Complement inhibition reverses mental losses in preclinical traumatic brain injury models

Complement inhibition reverses mental losses in preclinical traumatic brain injury models

Traumatic brain injury (TBI) is a major cause of disability and a risk factor for early-onset dementia. The injury is characterized by a physical insult followed acutely by complement driven neuroinflammation. Complement, a part of the innate immune system that functions both in the brain and throughout the body, enhances the body’s ability to fight pathogens, promote inflammation and clear damaged cells. Complement plays a role in the brain, regardless of infection or injury, as it influences brain development and synapse formation.

In TBI, complement- induced inflammation partially determines the outcome in the weeks immediately following injury. However, more research is needed to define a role for the complement system in neurodegeneration following head injury, specifically in the long-term, chronic phase of TBI. Furthermore, therapeutic management of TBI patients is limited to the acute phase following injury, as little is known about the link between the initial insult and the chronic neurodegeneration and cognitive decline in the months and years that follow.

Researchers at the Medical University of South Carolina (MUSC), the Ralph H. Johnson VA Medical Center and elsewhere have reported a link between the complement system and the chronic phase of TBI. Their results, published online on Jan. 12 in the Journal of Neuroscience, showed that inhibition of complement at two months after TBI disrupts neurodegeneration and improves cognitive function.

“TBI is associated with cognitive decline and dementia, and there are zero pharmacological treatments to prevent that cognitive decline,” said Stephen Tomlinson, Ph.D., a professor and interim chairman of the Department of Microbiology and Immunology, who studies brain injury and the complement system.

“The vast majority of studies that have been done investigating different therapeutics in TBI have all been done with acute treatments, within hours of the initial insult. Our study is significant because we are starting treatments out to two months after TBI.”

To understand more fully the timing of complement and chronic TBI, the Tomlinson Lab first looked at the body’s response to the damaged area. They showed that certain brain cells, called microglia, destroy neuronal synapses that have been marked by complement for degradation. This process reduces the overall number and density of synapses in the brain. Further, they reported ongoing complement activation up to three months after one initial TBI insult, with expanding neuroinflammation across brain regions. This inflammatory response promotes degeneration of synapses and was predictive of progressive cognitive decline.

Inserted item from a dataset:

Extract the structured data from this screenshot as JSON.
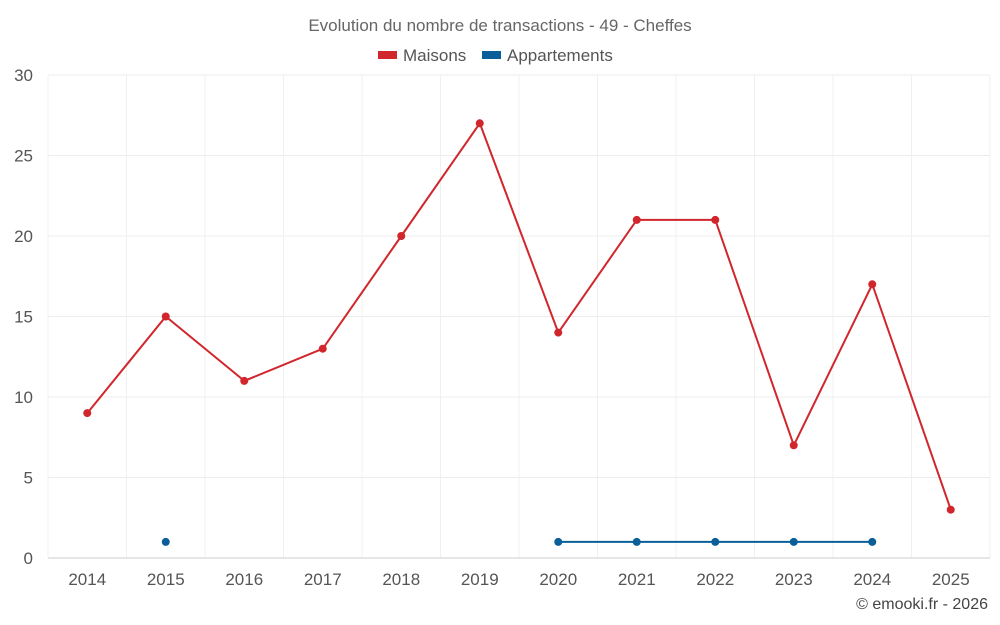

The researchers then explored the therapeutic effects of blocking complement. They used a complement inhibitor that specifically targets sites of complement activation and brain cell injury. Inhibiting complement interrupted the decline in brain cell function and reversed mental losses on tasks that evaluate spatial learning and memory, even when delivery of the inhibitor was delayed until two months after the injury.

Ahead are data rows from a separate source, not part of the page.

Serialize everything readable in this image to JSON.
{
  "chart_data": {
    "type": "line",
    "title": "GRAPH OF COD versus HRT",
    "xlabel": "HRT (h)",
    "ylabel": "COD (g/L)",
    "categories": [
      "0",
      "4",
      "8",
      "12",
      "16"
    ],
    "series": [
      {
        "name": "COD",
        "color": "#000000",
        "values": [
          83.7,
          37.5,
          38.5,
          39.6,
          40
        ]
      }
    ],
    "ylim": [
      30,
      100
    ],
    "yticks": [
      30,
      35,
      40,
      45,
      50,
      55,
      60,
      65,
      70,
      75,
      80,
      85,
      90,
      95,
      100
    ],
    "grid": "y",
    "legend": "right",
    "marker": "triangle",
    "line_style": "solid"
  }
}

“One big advantage of our approach is that we do not systemically inhibit complement,” said Tomlinson.

“With acute treatments, it is not that big of an issue but chronically treating someone with a complement inhibitor systemically is not optimal because complement does other important things, ranging from host defense to controlling homeostatic and regenerative mechanisms.”

Thus far, therapeutic investigations in preclinical models have focused almost entirely on acute treatments for TBI. With this new insight into TBI pathology, the Tomlinson team suggests that all phases of injury, including chronic time points, may be responsive to therapeutic treatments, specifically those involving complement inhibition.

These findings are critical, as rehabilitative interventions are the only available management strategy for TBI to improve cognitive and motor functions. Additionally, cumulative evidence shows that rehabilitation is likely to speed up recovery but not change long-term outcomes.

“It gives us a new way of perceiving TBI management. Really, the only therapy at the moment is rehabilitation therapy, which clinically has very little benefit. We have found that rehabilitation and complement inhibition have additive effects,” said Tomlinson.

Looking forward, Tomlinson wants to take the translational approach of complement inhibition in the chronic phase of TBI out further, past that two-month window, and is investigating whether the treatment will still work in mice if it is begun six months to a year out from the initial TBI. Additionally, Tomlinson is developing models of repetitive TBI and plans to investigate anxiety and depressive behaviors in addition to early onset dementia, a significant concern in regard to veterans, soldiers and athletes.